Lectin-like oxidized low-density lipoprotein receptor-1 (LOX-1), originally identified as the major receptor for oxidized low-density lipoprotein (oxLDL) in endothelial cells, plays a major role in the pathology of vascular diseases. Green tea consumption is associated with reduced cardiovascular mortality in some epidemiological studies. In the present study, we hypothesized that the most abundant polyphenolic compound in tea, epigallocatechin-3-gallate (EGCG), can downregulate parameters of endothelial dysfunction by modulating LOX-1-regulated cell signaling. In cultured human umbilical vein endothelial cells (HUVECs), exposure to oxLDL (130 microg/ml), which led to an increase in LOX-1 expression at the RNA and protein levels, was abrogated by addition of EGCG or DPI, a well-known inhibitor of flavoproteins, suggesting the involvement of NADPH oxidase. Furthermore, oxLDL rapidly activated the membrane translocation of Rac-1 and p47phox and the subsequent induction of ROS generation, which was suppressed markedly by pretreatment with EGCG or anti-LOX-1 monoclonal antibody. OxLDL also increased p38 MAPK phosphorylation and decreased phosphorylation of the amino-terminal region of Akt, with maximal induction at about 30 min, and NF-kappaB phosphorylation within 1 h, resulting in redox-sensitive signaling. In addition, oxLDL diminished the expression of endothelial nitric oxide synthase (eNOS), enhanced the expression of endothelin-1 and adhesion molecules (ICAM, E-selectin, and monocyte chemoattractant protein-1), and increased the adherence of monocytic THP-1 cells to HUVECs. Pretreatment with EGCG, however, exerted significant cytoprotective effects in all events. These data suggest that EGCG inhibits the oxLDL-induced LOX-1-mediated signaling pathway, at least in part, by inhibiting NADPH oxidase and consequent ROS-enhanced LOX-1 expression, which contributes to further ROS generation and the subsequent activation of NF-kappaB via the p38 MAPK pathway. Results from this study may provide insight into a possible molecular mechanism by which EGCG suppresses oxLDL-mediated vascular endothelial dysfunction.

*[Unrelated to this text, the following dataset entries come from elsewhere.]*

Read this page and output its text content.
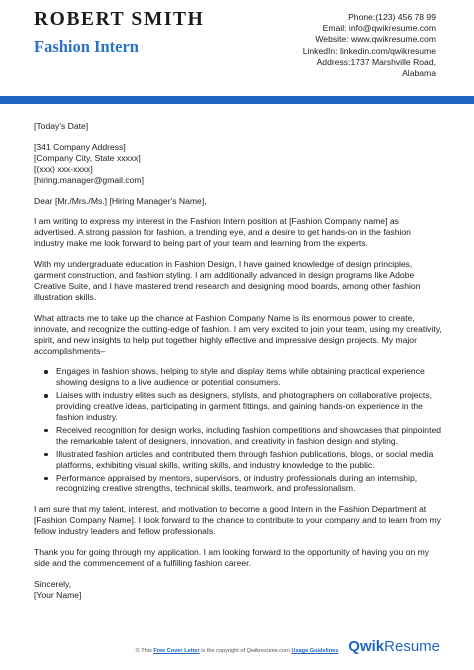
ROBERT SMITH
Fashion Intern
Phone:(123) 456 78 99
Email: info@qwikresume.com
Website: www.qwikresume.com
LinkedIn: linkedin.com/qwikresume
Address:1737 Marshville Road,
Alabama

[Today's Date]

[341 Company Address]

[Company City, State xxxxx]

[(xxx) xxx-xxxx]

[hiring.manager@gmail.com]

Dear [Mr./Mrs./Ms.] [Hiring Manager's Name],

I am writing to express my interest in the Fashion Intern position at [Fashion Company name] as advertised. A strong passion for fashion, a trending eye, and a desire to get hands-on in the fashion industry make me look forward to being part of your team and learning from the experts.

With my undergraduate education in Fashion Design, I have gained knowledge of design principles, garment construction, and fashion styling. I am additionally advanced in design programs like Adobe Creative Suite, and I have mastered trend research and designing mood boards, among other fashion illustration skills.

What attracts me to take up the chance at Fashion Company Name is its enormous power to create, innovate, and recognize the cutting-edge of fashion. I am very excited to join your team, using my creativity, spirit, and new insights to help put together highly effective and impressive design projects. My major accomplishments–

Engages in fashion shows, helping to style and display items while obtaining practical experience showing designs to a live audience or potential consumers.
Liaises with industry elites such as designers, stylists, and photographers on collaborative projects, providing creative ideas, participating in garment fittings, and gaining hands-on experience in the fashion industry.
Received recognition for design works, including fashion competitions and showcases that pinpointed the remarkable talent of designers, innovation, and creativity in fashion design and styling.
Illustrated fashion articles and contributed them through fashion publications, blogs, or social media platforms, exhibiting visual skills, writing skills, and industry knowledge to the public.
Performance appraised by mentors, supervisors, or industry professionals during an internship, recognizing creative strengths, technical skills, teamwork, and professionalism.

I am sure that my talent, interest, and motivation to become a good Intern in the Fashion Department at [Fashion Company Name]. I look forward to the chance to contribute to your company and to learn from my fellow industry leaders and fellow professionals.

Thank you for going through my application. I am looking forward to the opportunity of having you on my side and the commencement of a fulfilling fashion career.

Sincerely,

[Your Name]

© This Free Cover Letter is the copyright of Qwikresume.com Usage Guidelines QwikResume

凝集素样氧化低密度脂蛋白受体-1(LOX-1)最初被鉴定为内皮细胞中氧化低密度脂蛋白(oxLDL)的主要受体,在血管疾病的病理中起着重要作用。一些流行病学研究表明,绿茶的消费与心血管死亡率的降低有关。在本研究中,我们假设茶叶中最丰富的多酚化合物表没食子儿茶素没食子酸酯(EGCG)可以通过调节 LOX-1 调节的细胞信号来下调内皮功能障碍的参数。在培养的人脐静脉内皮细胞(HUVEC)中,添加 EGCG 或 flavoproteins 的已知抑制剂 DPI 可阻断 oxLDL(130μg/ml)导致的 LOX-1 在 RNA 和蛋白质水平表达的增加,表明 NADPH 氧化酶的参与。此外,oxLDL 可迅速激活 Rac-1 和 p47phox 的膜易位,并随后诱导 ROS 的产生,而 EGCG 或抗 LOX-1 单克隆抗体的预处理可显著抑制其产生。oxLDL 还增加了 p38 MAPK 的磷酸化,降低了 Akt 的氨基末端区域的磷酸化,最大诱导作用约为 30 分钟,NF-κB 的磷酸化在 1 小时内,导致氧化还原敏感的信号转导。此外,oxLDL 降低了内皮型一氧化氮合酶(eNOS)的表达,增强了内皮素-1 和粘附分子(ICAM、E-选择素和单核细胞趋化蛋白-1)的表达,并增加了单核细胞 THP-1 细胞对 HUVEC 的粘附。然而,EGCG 的预处理在所有事件中都发挥了显著的细胞保护作用。这些数据表明,EGCG 通过抑制 NADPH 氧化酶和随后的 ROS 增强的 LOX-1 表达来抑制 oxLDL 诱导的 LOX-1 介导的信号通路,这有助于通过 p38 MAPK 途径进一步产生 ROS 和随后激活 NF-κB。本研究的结果可能为 EGCG 抑制 oxLDL 介导的血管内皮功能障碍的分子机制提供一些启示。